Plus loin, dans cette même analyse, il rappelle que selon la loi,   le Président de l’Assemblée Nationale soumet à l’examen de la Commission paritaire toute la documentation qui lui a été fournie par les 8 confessions religieuses (procès-verbaux, lettres et pièces justificatives), individuellement ou en groupe de 6 ou de 2, en vue de dégager leur volonté dominante sur la désignation des membres de la CENI, tout en prenant acte de la position de la minorité.

Information judiciaire autour des soupçons de corruption

Au cas contraire, ‘’la Vice-Première Ministre et Ministre de la Justice donne injonction au Parquet d’ouvrir un dossier d’information pour se saisir des preuves d’infractions vantée par certains chefs religieux et enquêter sur les allégations de « corruption », de menaces, ainsi que sur toutes les imputations de fraude et de haine tribale qui ont alimenté la crise. Des personnalités ont été souillées, à tort ou à raison. Le besoin d’une vérité judiciaire est devenu une nécessité pour l’affirmation de l’autorité de l’Etat’’.

 Confessions religieuses : un plaidoyer pour la dissolution

Mais, étant donné que  la crise de confiance étant déjà établie dans la Plateforme des Confessions religieuses et le recours à des moyens non conformes à la Charte ayant été effectué pour régler certaines questions,  Ghislain Bamuangayi estime qu’il serait convenable   de la dissoudre ou de réviser sa charte par ses membres au regard de l’expérience actuelle qu’elle traverse. Sinon, chaque confession pourrait jouir de son droit de retrait volontaire.

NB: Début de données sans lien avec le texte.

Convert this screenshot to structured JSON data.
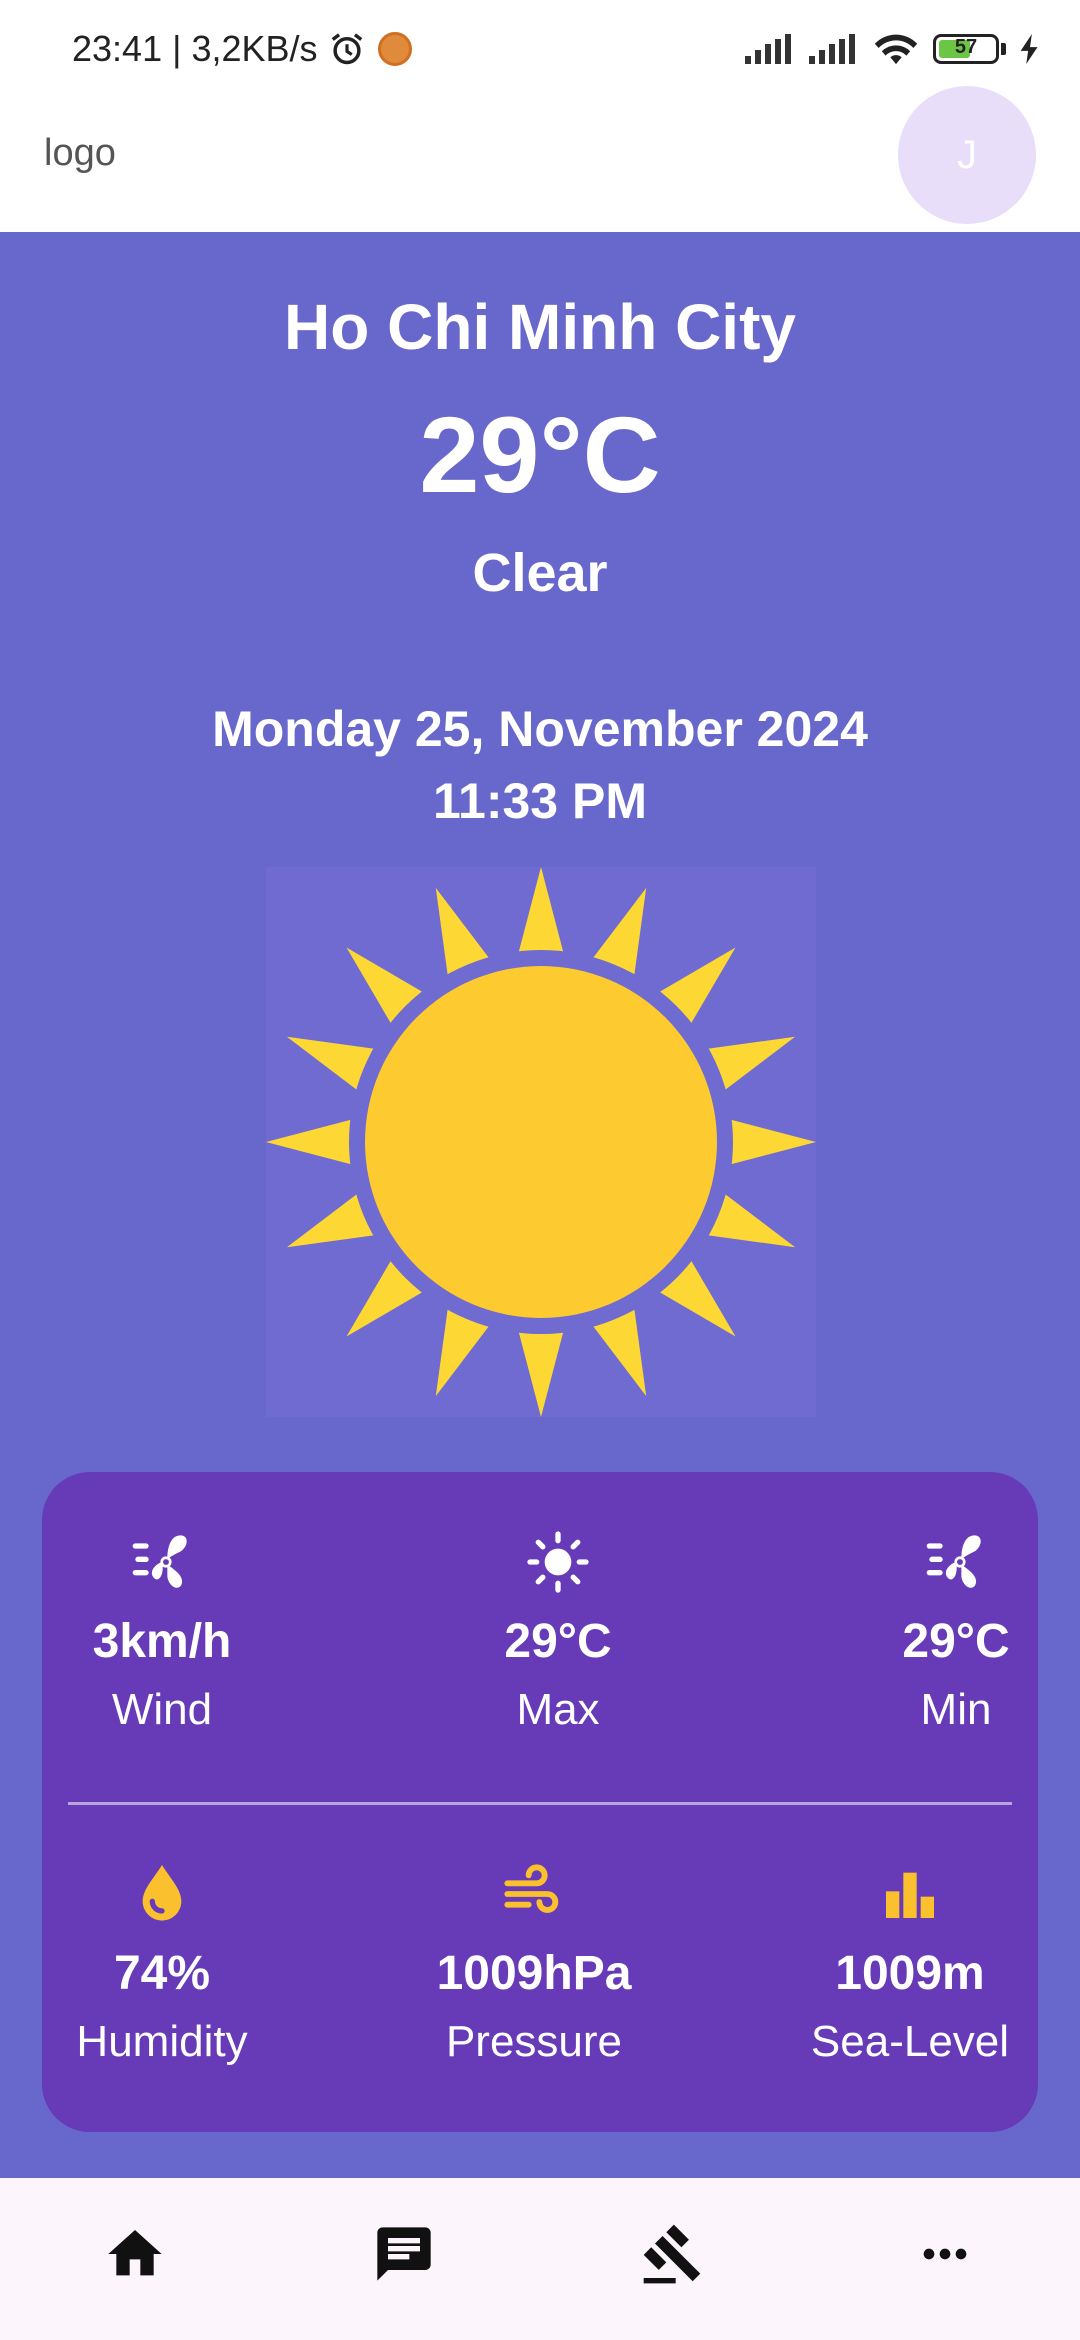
{
  "status_bar": {
    "time_speed": "23:41 | 3,2KB/s",
    "battery": "57",
    "battery_level": 0.57
  },
  "app_bar": {
    "logo": "logo",
    "avatar_initial": "J"
  },
  "weather": {
    "city": "Ho Chi Minh City",
    "temperature": "29°C",
    "condition": "Clear",
    "date": "Monday 25, November 2024",
    "time": "11:33 PM",
    "icon": "sun-icon"
  },
  "details": {
    "wind": {
      "value": "3km/h",
      "label": "Wind",
      "icon": "fan-icon"
    },
    "max": {
      "value": "29°C",
      "label": "Max",
      "icon": "sun-small-icon"
    },
    "min": {
      "value": "29°C",
      "label": "Min",
      "icon": "fan-icon"
    },
    "humidity": {
      "value": "74%",
      "label": "Humidity",
      "icon": "water-drop-icon"
    },
    "pressure": {
      "value": "1009hPa",
      "label": "Pressure",
      "icon": "air-icon"
    },
    "sea_level": {
      "value": "1009m",
      "label": "Sea-Level",
      "icon": "bar-chart-icon"
    }
  },
  "bottom_nav": {
    "items": [
      {
        "icon": "home-icon"
      },
      {
        "icon": "chat-icon"
      },
      {
        "icon": "gavel-icon"
      },
      {
        "icon": "more-icon"
      }
    ]
  },
  "colors": {
    "background": "#6868cc",
    "card": "#673ab7",
    "accent": "#fbc02d",
    "sun": "#fdca2f",
    "sun_rays": "#fdd835"
  }
}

Autrement dit, ‘’le Président de l’Assemblée Nationale ou toute personne habilitée adresse, selon chaque cas, une requête en interprétation au Conseil d’Etat et une autre à la Cour constitutionnelle en conformité de certaines dispositions de la Loi organique à la Constitution pour  ‘’savoir si les associations sans but lucratif peuvent participer à un exercice de nature purement politique comme la désignation des membres de la CENI, alors même que les statuts de l’organisation n’a pas prévu pareille activité pour la détermination de la capacité juridique, comprendre la portée et l’application de l’article 10 de la Loi Organique et savoir quel organe est habilité pour sa mise en œuvre ; savoir si les institutions publiques peuvent avoir une relation juridique avec une structure privée dépourvue de personnalité juridique et lui reconnaitre des compétences non prévues par son statut juridique  et   avoir l’interprétation juste de l’indépendance de la CENI et de ses membres’’, soutient-il. 

Tribune

La crise de la désignation du Président de la Céni par les confessions religieuses et les pistes de solution

(Par Ghislain  Bamuangayi Kalukuimbi)

La crise est sous la forme d’une incapacité des confessions religieuses d’assumer leur responsabilité de désigner le Président de la Commission Electorale Nationale Indépendante et des institutions publiques de la résoudre. La moralité publique, une manipulation du concept indépendance, la culture de la pensée unique et l’incompatibilité du mariage entre le régime privé des confessions relieuses et le régime public des institutions de l’Etat sont au cœur de la crise.

Dans mon analyse, il y a,   d’une part,  les chefs spirituels avec leurs humeurs, caractères individuels et préoccupations personnelles ; de l’autre part,  les églises avec leurs fidèles et doctrine qui peuvent ne pas se retrouver dans les actions de leurs responsables ecclésiastiques. Cette crise n’est pas celle des confessions religieuses, dont les fidèles restent unis par leur croyance en Dieu Unique, Créateur du Ciel et de la Terre.

C’est une affaire personnelle des chefs des confessions religieuses.

Les principaux textes de référence sont la Constitution et la Loi organique n° 10/013 du 28 juillet 2010 portant organisation et fonctionnement de la Commission Electorale Nationale Indépendante telle que modifiée et complétée par la Loi organique n° 13/012 du 19 avril 2013 et la Loi organique n° 21/012 du 03 juillet 2021, ainsi que la Loi n° 004/2001 du 20 juillet portant dispositions générales applicables aux ASBL et établissements d’utilité publique et la Charte des 8 confessions religieuses.

  1. LA COMPREHENSION DE LA CRISE
  2. La moralité publique est mise en exergue par les chefs de l’église protestante et de l’église catholique qui :

1) Dénoncent la corruption qui entacherait la candidature de Monsieur Kadima Denis, laissant comprendre sa matérialisation à travers quelques collaborateurs du Président de la République Félix Antoine-Tshisekedi et à son profit.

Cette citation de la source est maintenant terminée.